Давно все грабли обращены зубьями к небу, а вилы опущены в воду: так, по примете, в старину ворожили ненастье. Но из района летят и летят безрадостные сводки. Пылают лесные пожары, деревню заволакивает удушливо-сладким дымом, и уже с раннего утра лютуют на улице чёрные тучи гнуса. Туда-сюда курсирует оранжевый вертолёт, кружит над тайгой или осыпает Подымахино бумажными агитками «Берегите лес!». Листовки тут же уходят по назначению: ребятня делает из них самолётики, старухи собирают для всякой хозяйственной надобности, а смуглые подымахинские старики, рассевшись в тени изб, мастерят злые самокрутки.
Когда земному терпению наступает конец и директор совхоза, пыля на своём «бобике», сообщает об очередных неутешительных прогнозах, старухи по сговору выволакиваются за ограды. Торжественно, точно это сверху послана им особая миссия, семенят к реке, подняв над собой иконы Николая Чудотворца и Марии, Матери Божьей.
– Я как полы помою, у меня иной раз под порожком отсыревает, – для проформы беседуют о пустяках, возбуждённые грядущим таинством. – Вода закатится и другой раз высохнет, а когда – не сразу. Я на доску-то наступлю, и если брызнет из-под порога – к дождю. Вот сколько раз так было! – Божится. – А нынче два раза брызгало – и ничего.
– А у меня если костка заболит на руке, вот в етим месте, – старуха показывает на изгиб кисти, – то дождь пойдёт. – И кивает, убеждая, седой головой.

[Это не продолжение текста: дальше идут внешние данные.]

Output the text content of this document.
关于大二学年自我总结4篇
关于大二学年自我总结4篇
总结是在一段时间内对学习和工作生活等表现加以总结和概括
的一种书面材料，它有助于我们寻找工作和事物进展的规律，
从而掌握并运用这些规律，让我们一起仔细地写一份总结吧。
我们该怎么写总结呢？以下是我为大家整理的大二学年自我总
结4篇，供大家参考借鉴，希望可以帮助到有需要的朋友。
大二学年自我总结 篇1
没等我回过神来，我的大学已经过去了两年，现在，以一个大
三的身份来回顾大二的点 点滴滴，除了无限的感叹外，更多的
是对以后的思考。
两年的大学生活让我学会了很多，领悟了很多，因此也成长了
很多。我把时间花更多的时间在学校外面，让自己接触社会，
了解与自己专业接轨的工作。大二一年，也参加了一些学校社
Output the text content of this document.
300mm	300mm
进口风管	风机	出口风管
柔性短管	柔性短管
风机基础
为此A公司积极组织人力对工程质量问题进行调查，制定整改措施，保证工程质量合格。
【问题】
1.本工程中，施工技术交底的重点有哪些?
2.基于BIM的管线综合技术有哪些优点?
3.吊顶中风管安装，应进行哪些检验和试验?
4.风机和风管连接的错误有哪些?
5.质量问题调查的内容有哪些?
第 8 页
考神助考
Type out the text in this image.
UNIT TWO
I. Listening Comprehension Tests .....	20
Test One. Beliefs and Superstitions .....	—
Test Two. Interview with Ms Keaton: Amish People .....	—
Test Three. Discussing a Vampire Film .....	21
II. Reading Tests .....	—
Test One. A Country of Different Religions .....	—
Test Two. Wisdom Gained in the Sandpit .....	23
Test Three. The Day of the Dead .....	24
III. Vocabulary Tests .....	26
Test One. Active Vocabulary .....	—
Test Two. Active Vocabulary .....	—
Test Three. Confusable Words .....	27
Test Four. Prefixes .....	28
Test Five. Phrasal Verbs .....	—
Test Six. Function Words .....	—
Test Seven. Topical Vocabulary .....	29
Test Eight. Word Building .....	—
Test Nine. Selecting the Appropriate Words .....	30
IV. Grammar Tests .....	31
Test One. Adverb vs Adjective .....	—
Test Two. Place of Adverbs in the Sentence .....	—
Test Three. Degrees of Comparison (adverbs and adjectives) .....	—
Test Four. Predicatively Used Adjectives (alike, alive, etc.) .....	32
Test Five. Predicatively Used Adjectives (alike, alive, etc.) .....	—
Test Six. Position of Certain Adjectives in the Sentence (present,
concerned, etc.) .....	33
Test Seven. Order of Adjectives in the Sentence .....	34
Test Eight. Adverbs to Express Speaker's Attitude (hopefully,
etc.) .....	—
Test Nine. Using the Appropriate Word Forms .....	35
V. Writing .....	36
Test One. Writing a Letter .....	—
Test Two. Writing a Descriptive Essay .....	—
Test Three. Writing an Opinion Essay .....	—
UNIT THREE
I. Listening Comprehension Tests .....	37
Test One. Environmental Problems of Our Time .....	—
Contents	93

Слущив с себя яркие ситцевые платки и простенькие повседневные платья в пятнах от свежескошенной травы, старухи, чертыхаясь на камнях, забредают с иконами в Лену.
– Баба сеяла горох и сказала деду: «Ох!» – протараторив детскую считалочку, окунаются по горло. Они смеются, охают, кряхтят, толкают друг дружку на глубину. Тут как тут и ребятишки: стоят поодаль, удивлённо сопят в обе наветренные шморгалки, не решатся подойти к старухам, которые ещё полчаса назад караулили их в малиннике, а сейчас барахтаются в реке, выставив на обозрение всему свету жёлтые животы и квёлые, словно брусника в ноябре, груди.
С угора наблюдают любопытные старики, комментируют для потехи, отвлекают от священнодействия.
– Веселей, Анна, загребай! – подзуживает Иванов, далеко раньше времени вступивший в ряды деревенских старожилов. – Во! Отгребись на фарватер и заводись. Да шпонку не сорви… Ну куда тебя кренит-то?!